With this step, we now have captured the status of the button in a variable. The next step is to control the LED. In order to control the LED i.e. either turn it on or off, we need to use a conditional statement called if and else.

IMAGE 3

If – else statement is used to check for a condition and execute a block of code in the program. If the condition in the “if” statement is true, the block of code corresponding to the “if” statement is executed. If the condition in the “if” statement is false, then the block of code in the “else” statement is executed.

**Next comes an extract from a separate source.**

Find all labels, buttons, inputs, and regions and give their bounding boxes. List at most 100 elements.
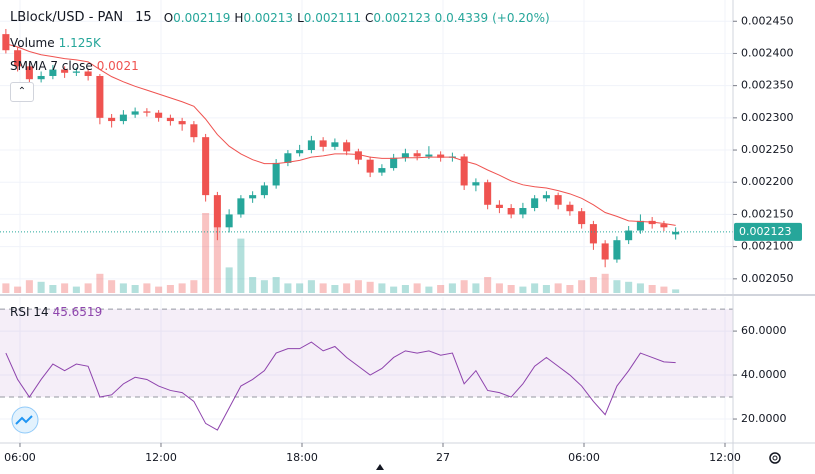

So, in the “if” statement, we compare the buttonstate variable with LOW. This is because, the Arduino UNO will detect a logic LOW when the button is pressed. If this condition is true i.e. if the button is pressed, then we turn on the LED by writing digitalWrite function to output high on LED pin in the “if” statement.

If the condition is false i.e. if the button is not pressed, then we turn of the LED by writing digitalWrite function to output low on the LED pin in the “else” statement.

IMAGE 4

Now, you need to verify the code and then upload the same. When you push the Button on the Breadboard then it turn on the LED by writing digitalWrite function to output high on LED pin in the “if” statement and the LED starts blinking.